RDC : des routes construites grâce aux impôts des Ougandais
11 septembre 2023Fin novembre 2021, des ouvriers ougandais, protégés par leur armée nationale, bitumaient les routes et colmataient les nids de poule dans le nord-est congolais. Un atout sécuritaire pour la RDC, nous explique le politologue Kristof Titeca pour lui "il y a toujours eu beaucoup de groupes armés dans l’est de la République démocratique du Congo. Beaucoup considèrent la région comme un refuge parce que l'Etat y est peu présent et les infrastructures y sont très mauvaises. Il est donc très difficile pour l'Etat d’intervenir. La construction de routes faciliterait la prise de mesures par les autorités".
En 2020, la société minière d’Etat congolaise, Sakima, et le constructeur ougandais Dott Services, ont fondé une coentreprise, la société Punia Kasese Mining. Dott Services en détient 70%. La société a aussi accès à des concessions en Ituri, une province de l’Est riche en étain et en tantale. Une grande partie du projet est financée par les impôts de la population ougandaise.
Susan Kataike, porte-parole du ministère ougandais des Transports, assure que l’amélioration des infrastructures renforce les échanges commerciaux entre les deux pays, mais aussi la sécurité qui demeure un enjeu prioritaire.
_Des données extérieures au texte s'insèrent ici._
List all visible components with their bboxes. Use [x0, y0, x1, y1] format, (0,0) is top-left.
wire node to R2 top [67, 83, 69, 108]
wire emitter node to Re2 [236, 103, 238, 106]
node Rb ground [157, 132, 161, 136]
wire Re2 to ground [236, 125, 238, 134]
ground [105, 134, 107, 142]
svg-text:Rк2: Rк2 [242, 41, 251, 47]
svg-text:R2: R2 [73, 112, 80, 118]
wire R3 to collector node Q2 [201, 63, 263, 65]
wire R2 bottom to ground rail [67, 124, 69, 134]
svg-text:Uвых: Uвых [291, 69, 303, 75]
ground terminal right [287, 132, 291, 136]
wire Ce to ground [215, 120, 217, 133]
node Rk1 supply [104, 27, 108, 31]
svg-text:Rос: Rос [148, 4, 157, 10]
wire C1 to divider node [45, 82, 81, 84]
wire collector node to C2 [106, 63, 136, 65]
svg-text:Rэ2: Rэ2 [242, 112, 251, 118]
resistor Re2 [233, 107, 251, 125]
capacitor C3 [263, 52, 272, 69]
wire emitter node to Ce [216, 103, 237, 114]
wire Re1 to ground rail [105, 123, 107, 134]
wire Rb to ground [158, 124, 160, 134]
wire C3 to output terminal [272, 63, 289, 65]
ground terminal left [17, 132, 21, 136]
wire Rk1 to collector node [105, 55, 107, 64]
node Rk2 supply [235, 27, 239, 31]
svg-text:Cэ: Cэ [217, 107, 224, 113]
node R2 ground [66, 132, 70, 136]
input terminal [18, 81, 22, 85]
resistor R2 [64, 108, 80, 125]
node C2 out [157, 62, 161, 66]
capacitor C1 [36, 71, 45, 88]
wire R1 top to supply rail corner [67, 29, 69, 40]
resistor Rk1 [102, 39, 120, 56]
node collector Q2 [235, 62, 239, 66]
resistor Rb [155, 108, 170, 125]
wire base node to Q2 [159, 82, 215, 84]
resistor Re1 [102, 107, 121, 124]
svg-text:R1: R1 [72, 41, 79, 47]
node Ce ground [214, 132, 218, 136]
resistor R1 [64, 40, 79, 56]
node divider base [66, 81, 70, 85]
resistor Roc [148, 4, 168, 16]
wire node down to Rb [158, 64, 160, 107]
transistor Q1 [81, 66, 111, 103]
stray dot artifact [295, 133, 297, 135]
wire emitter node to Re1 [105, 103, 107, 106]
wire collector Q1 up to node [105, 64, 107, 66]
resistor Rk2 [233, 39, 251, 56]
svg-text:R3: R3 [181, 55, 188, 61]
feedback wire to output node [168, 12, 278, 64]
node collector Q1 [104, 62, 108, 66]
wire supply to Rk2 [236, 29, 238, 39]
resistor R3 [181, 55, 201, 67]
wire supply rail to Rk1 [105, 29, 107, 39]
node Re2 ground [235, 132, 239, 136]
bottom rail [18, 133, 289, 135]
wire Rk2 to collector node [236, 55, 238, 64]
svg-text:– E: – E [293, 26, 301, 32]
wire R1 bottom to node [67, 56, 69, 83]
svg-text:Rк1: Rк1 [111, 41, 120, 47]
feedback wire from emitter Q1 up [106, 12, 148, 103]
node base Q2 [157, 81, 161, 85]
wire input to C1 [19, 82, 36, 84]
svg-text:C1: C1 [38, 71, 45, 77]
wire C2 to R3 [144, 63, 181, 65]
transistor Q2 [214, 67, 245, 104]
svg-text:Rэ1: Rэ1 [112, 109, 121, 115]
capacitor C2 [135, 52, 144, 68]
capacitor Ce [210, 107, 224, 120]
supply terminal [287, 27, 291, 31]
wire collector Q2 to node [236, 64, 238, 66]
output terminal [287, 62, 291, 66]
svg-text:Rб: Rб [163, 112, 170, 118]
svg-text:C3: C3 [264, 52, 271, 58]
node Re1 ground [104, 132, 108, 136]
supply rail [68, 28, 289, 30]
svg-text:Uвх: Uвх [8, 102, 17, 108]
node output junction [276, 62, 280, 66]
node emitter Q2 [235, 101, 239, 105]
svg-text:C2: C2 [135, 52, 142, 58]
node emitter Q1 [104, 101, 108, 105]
"La route entre Kasindi et Beni a grandement été améliorée. Un voyage qui prenait trois heures, prend maintenant moins de 40 minutes. C’est toute la beauté de ce projet. Si construire des routes en République démocratique du Congo contribue à éliminer la menace, cela devient une priorité. Nous ne pouvons pas faire d'affaires si nous ne sommes pas en sécurité", dit Mme Kataka.
De nombreuses interrogations
Mais pourquoi l’Ouganda investit-il l’argent de ses contribuables sur les routes de la RDC et non sur les siennes ?
En fait, l’Ouganda doit de l’argent à la République démocratique du Congo – beaucoup d’argent. Exactement 325 millions de dollars. Une somme décidée à la suite du jugement rendu en février 2022 par la Cour internationale de justice.
Une indemnisation pour les pillages perpétrés sous l’occupation de la région frontalière lors de la Seconde guerre du Congo, de 1998 à 2003. Il y a un an, l’Ouganda a payé 65 millions de dollars, et cette échéance sera reconduit annuellement sur cinq ans.
Or, le montant des indemnisations équivaut quasiment au coût total de construction des routes du Congo. La presse ougandaise s’est fait l’écho de cette coïncidence des sommes et a soulevé des soupçons de corruption qui entourent la signature de ce contrat de 335 million de dollars, versés par l’Etat ougandais à Punia Kasese Mining, et qui impliquent le propre frère du président Yoweri Museveni.
Une affaire de justice
En ce mois de septembre, la deuxième tranche de la somme fixée par la Cour Internationale de Justice est due. Jim Mugunga, porte-parole du Trésor ougandais, a confirmé à la DW que le gouvernement entendait honorer ses engagements envers le Congo.
Il espère aussi que les "nouvelles bonnes relations" entre les deux pays disposeront les Congolais à négocier le "mode de paiement". En d’autres termes : l’Ouganda espère que les infrastructures réparées seront considérées comme faisant partie de la compensation.